À Alep, quatre acteurs... et un arbitre

Retour sur les stratégies des quatre grands acteurs de cette bataille.

Des sauveteurs de la Défense civile cherchant des survivants, dimanche, dans le quartier aleppin rebelle de Katerji, après des frappes de l’aviation loyaliste. Abdelrahman Ismail/Reuters

Ceux qui espéraient que l'annonce de la trêve amorce un processus de paix en Syrie risquent d'être déçus. « La cessation des hostilités » est censée débuter à la fin de cette semaine, selon les termes de l'accord de Munich du vendredi 12 février. Dans la province d'Alep, les combats n'ont pourtant jamais été aussi intenses, impliquant bon nombre d'acteurs extérieurs et faisant peser un risque d'escalade régionale, voire mondiale. Chacun joue son rôle, et le joue jusqu'au bout. Les Russes bombardent massivement les positions rebelles pendant que les pasdaran iraniens, le Hezbollah, les milices chiites irakiennes et les hazaras afghans avancent au sol pour suppléer une infanterie syrienne décimée. En face, les rebelles ressoudent leurs rangs et tentent, tant bien que mal, de survivre.
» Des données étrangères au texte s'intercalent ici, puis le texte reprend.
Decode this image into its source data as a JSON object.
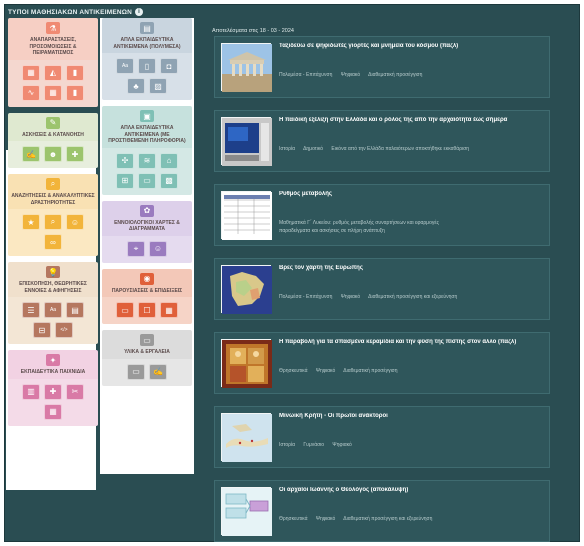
{
  "app": {
    "title": "ΤΥΠΟΙ ΜΑΘΗΣΙΑΚΩΝ ΑΝΤΙΚΕΙΜΕΝΩΝ",
    "info_icon": "info-icon"
  },
  "left_categories": [
    {
      "label": "ΑΝΑΠΑΡΑΣΤΑΣΕΙΣ, ΠΡΟΣΟΜΟΙΩΣΕΙΣ & ΠΕΙΡΑΜΑΤΙΣΜΟΣ",
      "head_bg": "#f6cfc4",
      "body_bg": "#f4d7cf",
      "tile_bg": "#f08a73",
      "icon": "flask-icon",
      "tiles": [
        "chart-icon",
        "bucket-icon",
        "bar-chart-icon",
        "wave-icon",
        "chart-icon",
        "bar-chart-icon"
      ]
    },
    {
      "label": "ΑΣΚΗΣΕΙΣ & ΚΑΤΑΝΟΗΣΗ",
      "head_bg": "#dfe9d0",
      "body_bg": "#e7eedd",
      "tile_bg": "#9cc46d",
      "icon": "pencil-icon",
      "tiles": [
        "edit-icon",
        "people-icon",
        "puzzle-icon"
      ]
    },
    {
      "label": "ΑΝΑΖΗΤΗΣΕΙΣ & ΑΝΑΚΑΛΥΠΤΙΚΕΣ ΔΡΑΣΤΗΡΙΟΤΗΤΕΣ",
      "head_bg": "#f9e1b3",
      "body_bg": "#fbe8c2",
      "tile_bg": "#f2b43a",
      "icon": "search-icon",
      "tiles": [
        "star-icon",
        "search-icon",
        "person-icon",
        "binoculars-icon"
      ]
    },
    {
      "label": "ΕΠΙΣΚΟΠΗΣΗ, ΘΕΩΡΗΤΙΚΕΣ ΕΝΝΟΙΕΣ & ΑΦΗΓΗΣΕΙΣ",
      "head_bg": "#f0e0cc",
      "body_bg": "#f3e6d5",
      "tile_bg": "#b5775f",
      "icon": "bulb-icon",
      "tiles": [
        "list-icon",
        "text-icon",
        "document-icon",
        "timeline-icon",
        "code-icon"
      ]
    },
    {
      "label": "ΕΚΠΑΙΔΕΥΤΙΚΑ ΠΑΙΧΝΙΔΙΑ",
      "head_bg": "#f2d2e3",
      "body_bg": "#f4dbe8",
      "tile_bg": "#d97aa6",
      "icon": "game-icon",
      "tiles": [
        "cards-icon",
        "puzzle-icon",
        "scissors-icon",
        "board-icon"
      ]
    }
  ],
  "mid_categories": [
    {
      "label": "ΑΠΛΑ ΕΚΠΑΙΔΕΥΤΙΚΑ ΑΝΤΙΚΕΙΜΕΝΑ (ΠΟΛΥΜΕΣΑ)",
      "head_bg": "#c9d5df",
      "body_bg": "#d7e0e8",
      "tile_bg": "#8fa3b3",
      "icon": "document-icon",
      "tiles": [
        "text-icon",
        "page-icon",
        "camera-icon",
        "tree-icon",
        "image-icon"
      ]
    },
    {
      "label": "ΑΠΛΑ ΕΚΠΑΙΔΕΥΤΙΚΑ ΑΝΤΙΚΕΙΜΕΝΑ (ΜΕ ΠΡΟΣΤΙΘΕΜΕΝΗ ΠΛΗΡΟΦΟΡΙΑ)",
      "head_bg": "#c6e1dd",
      "body_bg": "#d4e8e5",
      "tile_bg": "#7fc0b5",
      "icon": "box-icon",
      "tiles": [
        "network-icon",
        "wifi-icon",
        "building-icon",
        "layout-icon",
        "slides-icon",
        "gallery-icon"
      ]
    },
    {
      "label": "ΕΝΝΟΙΟΛΟΓΙΚΟΙ ΧΑΡΤΕΣ & ΔΙΑΓΡΑΜΜΑΤΑ",
      "head_bg": "#ddd0ea",
      "body_bg": "#e5dbef",
      "tile_bg": "#9a7bbf",
      "icon": "mindmap-icon",
      "tiles": [
        "map-icon",
        "person-icon"
      ]
    },
    {
      "label": "ΠΑΡΟΥΣΙΑΣΕΙΣ & ΕΠΙΔΕΙΞΕΙΣ",
      "head_bg": "#f3c8b8",
      "body_bg": "#f6d4c7",
      "tile_bg": "#e0603a",
      "icon": "eye-icon",
      "tiles": [
        "monitor-icon",
        "chat-icon",
        "board-icon"
      ]
    },
    {
      "label": "ΥΛΙΚΑ & ΕΡΓΑΛΕΙΑ",
      "head_bg": "#dcdcdc",
      "body_bg": "#e6e6e6",
      "tile_bg": "#9a9a9a",
      "icon": "window-icon",
      "tiles": [
        "window-icon",
        "edit-icon"
      ]
    }
  ],
  "feed": {
    "date_line": "Αποτελέσματα στις 18 - 03 - 2024",
    "cards": [
      {
        "title": "Ταξιδεύω σε ψηφιδωτές γιορτές και μνημεία του κόσμου (παζλ)",
        "meta": "Πολυμέσα - Επιτάχυνση      Ψηφιακό      Διαθεματική προσέγγιση",
        "thumb": "temple"
      },
      {
        "title": "Η παιδική εξέλιξη στην Ελλάδα και ο ρόλος της από την αρχαιότητα έως σήμερα",
        "meta": "Ιστορία      Δημοτικό      Εικόνα από την Ελλάδα παλαιότερων αποκτήθηκε εκκαθάριση",
        "thumb": "software"
      },
      {
        "title": "Ρυθμός μεταβολής",
        "meta": "Μαθηματικά Γ΄ Λυκείου: ρυθμός μεταβολής συναρτήσεων και εφαρμογές\nπαραδείγματα και ασκήσεις σε πλήρη ανάπτυξη",
        "thumb": "table"
      },
      {
        "title": "Βρες τον χάρτη της Ευρώπης",
        "meta": "Πολυμέσα - Επιτάχυνση      Ψηφιακό      Διαθεματική προσέγγιση και εξερεύνηση",
        "thumb": "map"
      },
      {
        "title": "Η παραβολή για τα σπασμένα κεραμίδια και την φύση της πίστης στον άλλο (παζλ)",
        "meta": "Θρησκευτικά      Ψηφιακό      Διαθεματική προσέγγιση",
        "thumb": "icon"
      },
      {
        "title": "Μινωική Κρήτη - Οι πρώτοι ανάκτοροι",
        "meta": "Ιστορία      Γυμνάσιο      Ψηφιακό",
        "thumb": "crete"
      },
      {
        "title": "Οι αρχαίοι Ιωάννης ο Θεολόγος (αποκάλυψη)",
        "meta": "Θρησκευτικά      Ψηφιακό      Διαθεματική προσέγγιση και εξερεύνηση",
        "thumb": "diagram"
      }
    ]
  }
}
Les Kurdes du PYD (Parti de l'Union démocratique) et les Forces démocratiques syriennes (FDS) profitent de l'offensive du régime pour avancer le long de la frontière turque. Appuyés par l'aviation russe, ils sont la cible, depuis samedi, de l'artillerie turque : Ankara a promis qu'il ne laisserait pas les Kurdes franchir l'Euphrate, pendant que Moscou faisait comprendre qu'il continuerait de bombarder les positions de ce qu'il considère être des groupes terroristes. Quant au président syrien, Bachar el-Assad, il a estimé qu'un cessez-le-feu serait « difficile », quelques jours après avoir affirmé sa volonté de reconquérir toute la Syrie.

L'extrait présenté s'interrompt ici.